The first is that we may be making an error based on hindsight. Precisely because hindsight is 20/20, we can fall into the trap of evaluating health care decisions after the outcome is known, which is not how health care decisions are actually made. So, as Dr. Bach stresses, a tremendous amount of health care spending may be deemed warranted if it saves the life of the patient, but the same spending would be labeled wasteful if the patient dies. This is an excellent point.
Other points Dr. Bach makes relate to supposed sources of bias. For example, sick people need more health care (which costs more money) and are also more likely to die. Ergo, the link between health care spending and death is likely to be positive, but the reality is that health status is the common denominator. He also laments the fact that data on end-of-life spending is much more readily available than data on other types of health care spending. That’s also a pretty accurate assertion.
It’s in his concluding remarks that Dr. Bach gets to the real matter at hand: We don’t know who is going to benefit and who isn’t. In his essay, he describes how he saved someone’s life. As it turns out, the condition that person had is fatal in about 1 of every 8 cases. In other words, paying to intervene for that condition seems like a good bet. If, on the other hand, only 1 out of 8 people with the condition survived, it might be a tougher sell. Of course, what that scenario underscores is that the overall costs and benefits are important to understand, but so are the individual risks and benefits. For example, if you have the condition, you are probably hoping that you are the 1 person who will survive after receiving the intervention, not counting on your being 1 of the other 7.

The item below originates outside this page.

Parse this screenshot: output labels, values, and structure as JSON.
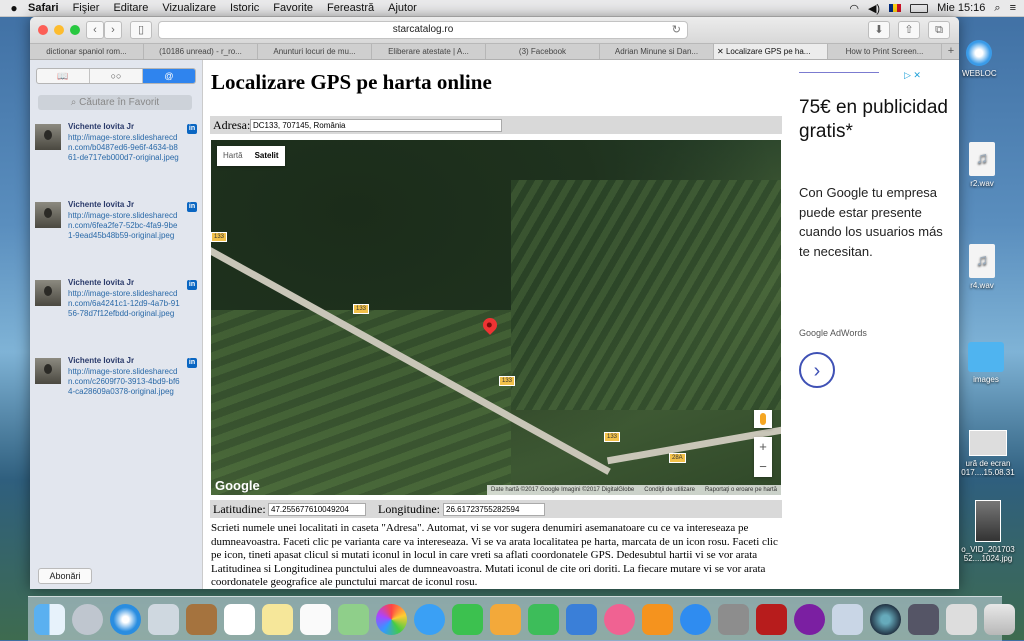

Research that can help us understand not only which procedures are generally more effective than others, but also who the 1 person who loses or benefits (given the two scenarios above) will be, are the next frontier in improving the health care system–cutting costs without harming quality. Of course, this type of research will bring accusations of “death panels” back out of the woodwork. I just hope few people will actually take such things seriously, so that the necessary work can proceed. Without it, I’m not sure that there’s much hope.